Se llamaba Gabriela Morreale, y aunque su nombre diga poco o nada a la mayoría de quienes lo escuchen o lo vean escrito, ha sido una de las mejores y más reconocidas científicas de este país que adoptó como suyo, pues había nacido hace 87 años en Milán, si bien llegó a España muy joven, y en la Universidad de Granada se licenció en Ciencias Químicas. Gabriela murió el pasado día 4 en Madrid de forma tan discreta como había vivido, al igual que lo había hecho otro diciembre, en 2015, su marido, el médico cordobés Francisco Escobar del Rey. Fueron almas gemelas en lo personal y en lo profesional, y ambos pasarán a la historia por sus estudios conjuntos sobre fisiopatología tiroidea y el beneficio derivado de estos trabajos para la salud pública. A ellos se debe la «prueba del talón» que tantos casos de cretinismo (subnormalidad profunda), fracaso escolar y hasta hiperactividad ha evitado en niños españoles.

Sabios, modestos, seguros de la importancia de lo que se traían entre manos pero sin la menor soberbia intelectual, eran extraordinariamente serios en sus planteamientos pero bromistas entre sí. Venían a ser una prolongación del uno en el otro --se habían enamorado siendo estudiantes en 1948 y compartido investigación desde 1951--, y formaban una simbiosis tan perfecta que no dejaba indiferente a nadie que se acercara a la pareja. Y no solo por la visión práctica que siempre aplicaron a sus conocimientos sino por su trato entrañable hacia el resto del mundo.
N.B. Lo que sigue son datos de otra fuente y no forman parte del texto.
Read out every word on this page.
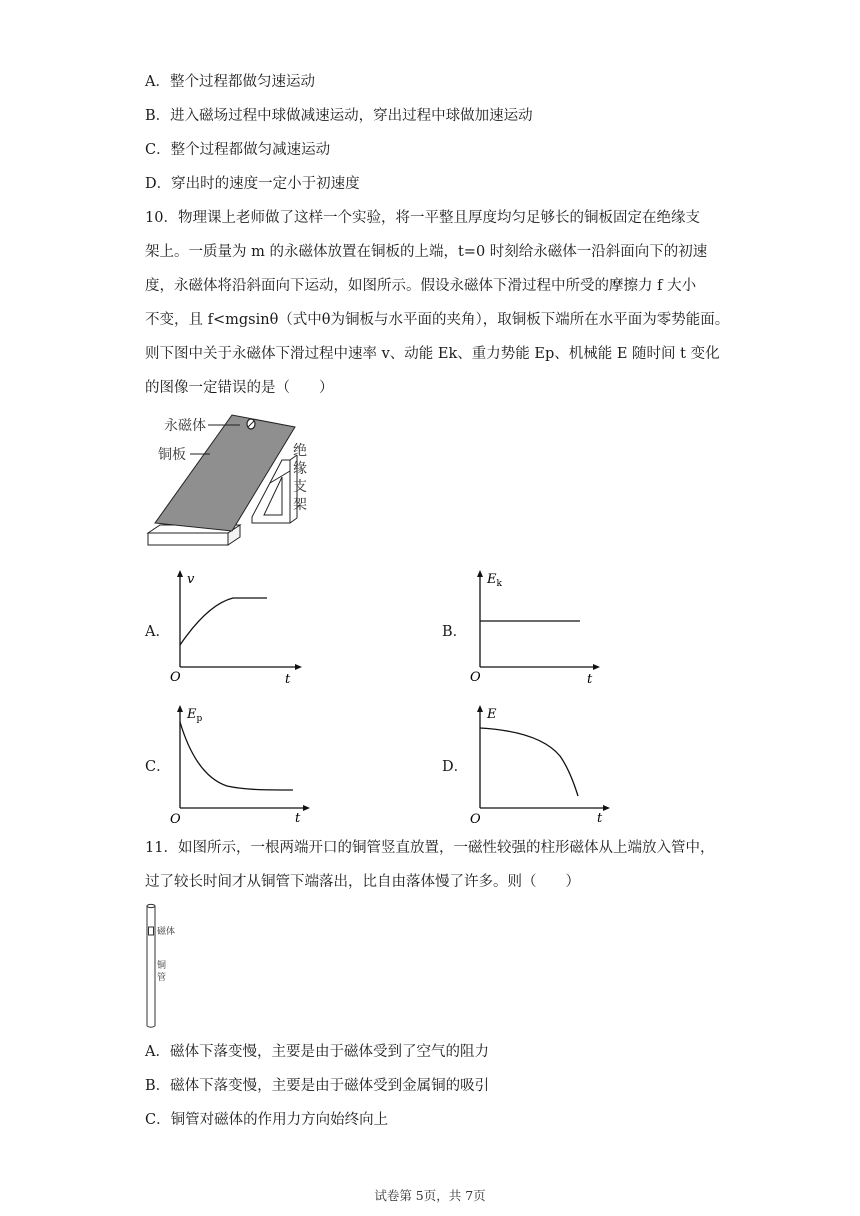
A．整个过程都做匀速运动
B．进入磁场过程中球做减速运动，穿出过程中球做加速运动
C．整个过程都做匀减速运动
D．穿出时的速度一定小于初速度
10．物理课上老师做了这样一个实验，将一平整且厚度均匀足够长的铜板固定在绝缘支
架上。一质量为 m 的永磁体放置在铜板的上端，t=0 时刻给永磁体一沿斜面向下的初速
度，永磁体将沿斜面向下运动，如图所示。假设永磁体下滑过程中所受的摩擦力 f 大小
不变，且 f<mgsinθ（式中θ为铜板与水平面的夹角），取铜板下端所在水平面为零势能面。
则下图中关于永磁体下滑过程中速率 v、动能 Ek、重力势能 Ep、机械能 E 随时间 t 变化
的图像一定错误的是（　　）
永磁体
铜板	绝
缘
支
架
A．
v
O	t
B．
$E_k$
O	t
C．
$E_p$
O	t
D．
E
O	t
11．如图所示，一根两端开口的铜管竖直放置，一磁性较强的柱形磁体从上端放入管中，
过了较长时间才从铜管下端落出，比自由落体慢了许多。则（　　）
磁体
铜
管
A．磁体下落变慢，主要是由于磁体受到了空气的阻力
B．磁体下落变慢，主要是由于磁体受到金属铜的吸引
C．铜管对磁体的作用力方向始终向上
试卷第 5页，共 7页
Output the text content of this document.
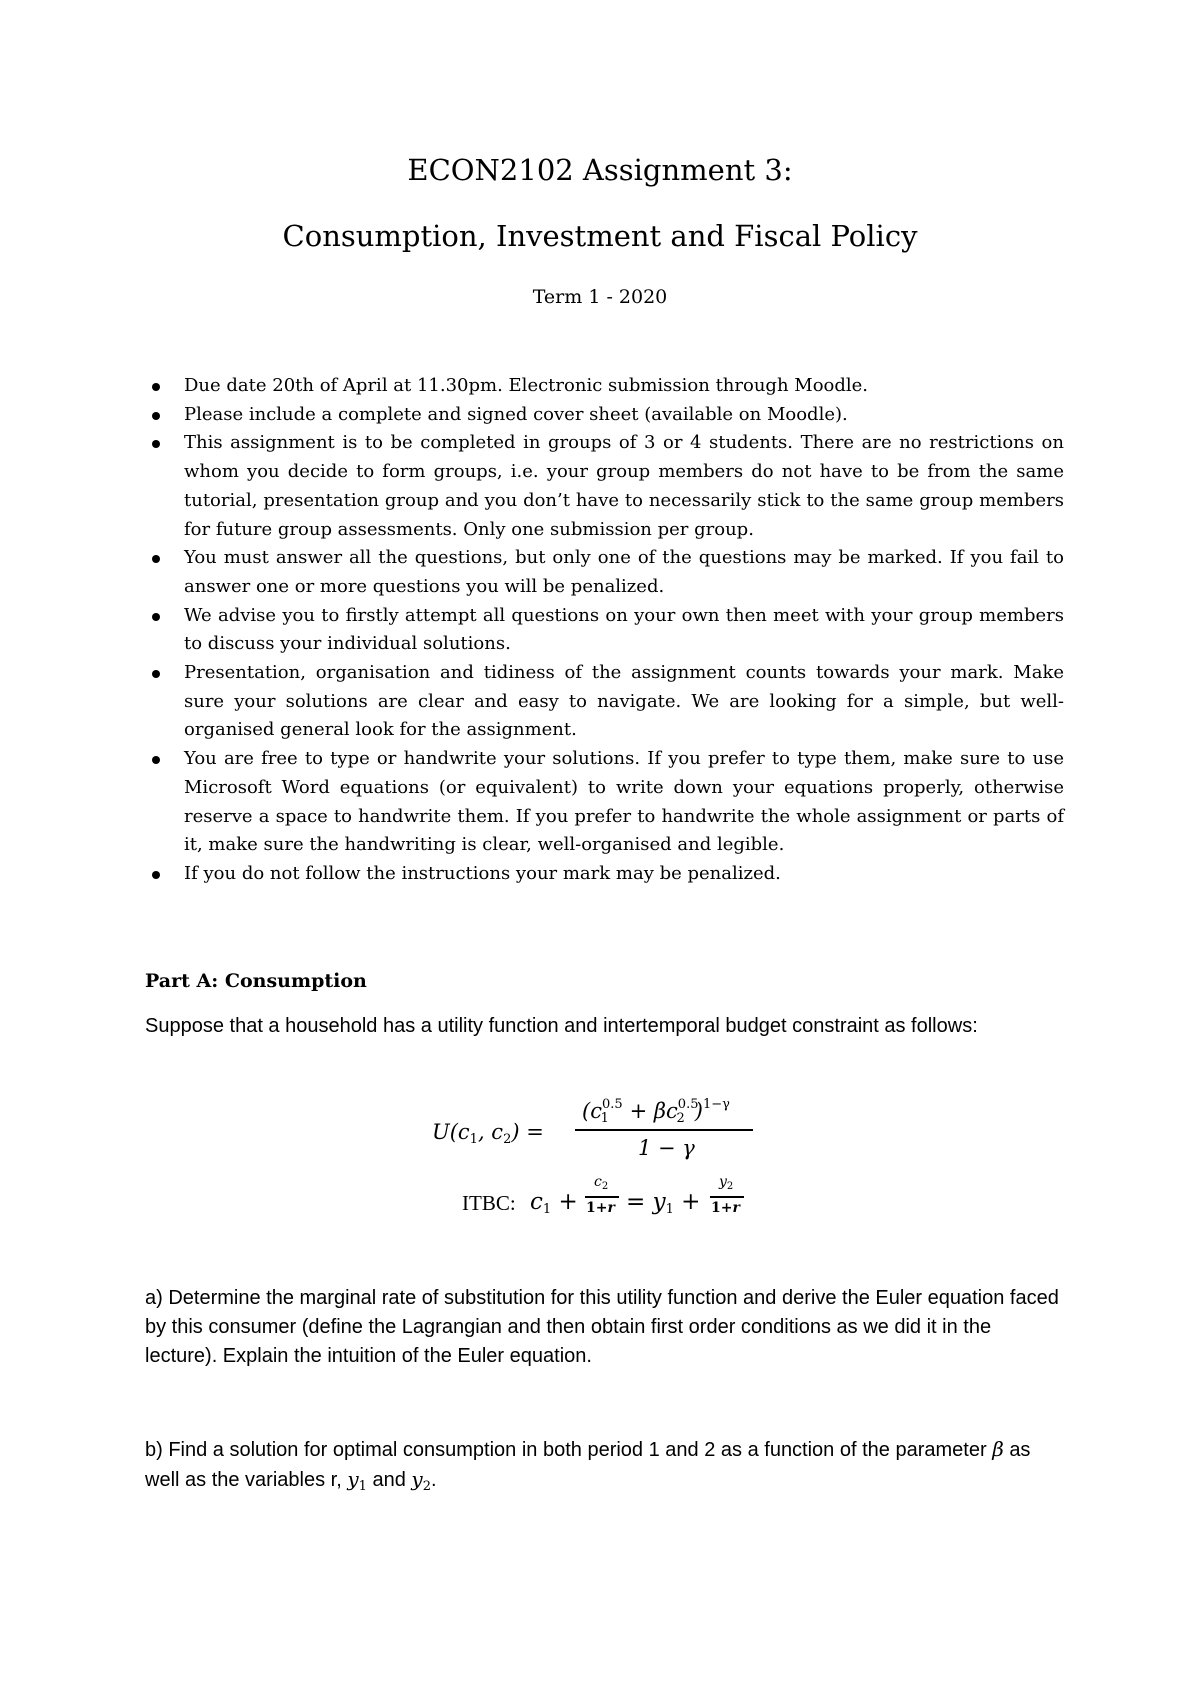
ECON2102 Assignment 3:
Consumption, Investment and Fiscal Policy
Term 1 - 2020
Due date 20th of April at 11.30pm. Electronic submission through Moodle.
Please include a complete and signed cover sheet (available on Moodle).
This assignment is to be completed in groups of 3 or 4 students. There are no restrictions on whom you decide to form groups, i.e. your group members do not have to be from the same tutorial, presentation group and you don’t have to necessarily stick to the same group members for future group assessments. Only one submission per group.
You must answer all the questions, but only one of the questions may be marked. If you fail to answer one or more questions you will be penalized.
We advise you to firstly attempt all questions on your own then meet with your group members to discuss your individual solutions.
Presentation, organisation and tidiness of the assignment counts towards your mark. Make sure your solutions are clear and easy to navigate. We are looking for a simple, but well-organised general look for the assignment.
You are free to type or handwrite your solutions. If you prefer to type them, make sure to use Microsoft Word equations (or equivalent) to write down your equations properly, otherwise reserve a space to handwrite them. If you prefer to handwrite the whole assignment or parts of it, make sure the handwriting is clear, well-organised and legible.
If you do not follow the instructions your mark may be penalized.
Part A: Consumption
Suppose that a household has a utility function and intertemporal budget constraint as follows:
$U(c_1$, $c_2$) =
($c^{0.5}_1 + \beta c^{0.5}_2$ )$^{1-\gamma}$
1 − γ
ITBC: $c_1$ +
$c_2$
$1+r = y_1$ +
$y_2$
1+r
a) Determine the marginal rate of substitution for this utility function and derive the Euler equation faced by this consumer (define the Lagrangian and then obtain first order conditions as we did it in the lecture). Explain the intuition of the Euler equation.
b) Find a solution for optimal consumption in both period 1 and 2 as a function of the parameter β as well as the variables r, $y_1$ and $y_2$.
Solo tenían una queja, como me contaron a dúo aquella tarde de los años noventa en que los entrevisté en su laboratorio del hospital Gregorio Marañón de Madrid: lamentaban que a pesar de sus reiteradas peticiones no se hubiera creado un programa nacional que obligara a todas las embarazadas a incorporar el yodo a su dieta y que no se suprimiera la comercialización de la sal sin este micromineral, imprescindible contra el bocio endémico, por la sencilla razón, según argumentaban, de que «nadie se hace rico con el yodo».

Investigaban hombro con hombro y no había piques (gordos) entre ellos, pero a ojos de la humanidad la eminencia, la más premiada, y merecidamente, era Gabriela, todo un talento que además hablaba idiomas, pues era hija de diplomático y tuvo una juventud muy viajada. Francisco Escobar trabajó más, al menos al principio, en los estudios epidemiológicos de campo en poblaciones de riesgo, primero en las Alpujarras y luego en las Hurdes, mientras Gabriella buscaba soluciones a aquellos demoledores resultados entre probetas. En 1976 iniciaron juntos por toda España un proyecto de diagnóstico precoz y tratamiento con la hormona tiroidea en niños que de otro modo hubieran acabado con deficiencias mentales profundas. Tal fue la eficacia psico-social del método, unido a la introducción de la sal yodada en los ochenta, que años después Unicef adoptó la prueba del talón en recién nacidos de todo el mundo, y desde 1990 la OMS recoge en su tabla de derechos el consumo de yodo en el embarazo y primera infancia. Todo ello les reportó el reconocimiento internacional, y a Gabriela --a veces a su pesar por temor a herir al marido-- sucesivos cargos de importancia. Fue directora del Instituto de Endocrinología y Metabolismo Gregorio Marañón, vicedirectora del Instituto de Investigaciones Biomédicas, presidenta de la Sociedad Española de Endocrinología y de la European Thyroid Association y miembro de la Academia de Medicina. Pero, para asistir a congresos, pedía permiso a su marido, a quien consideraba un hombre generoso con ella. Ambos lo fueron con la ciencia, y esta les debería estar muy agradecida.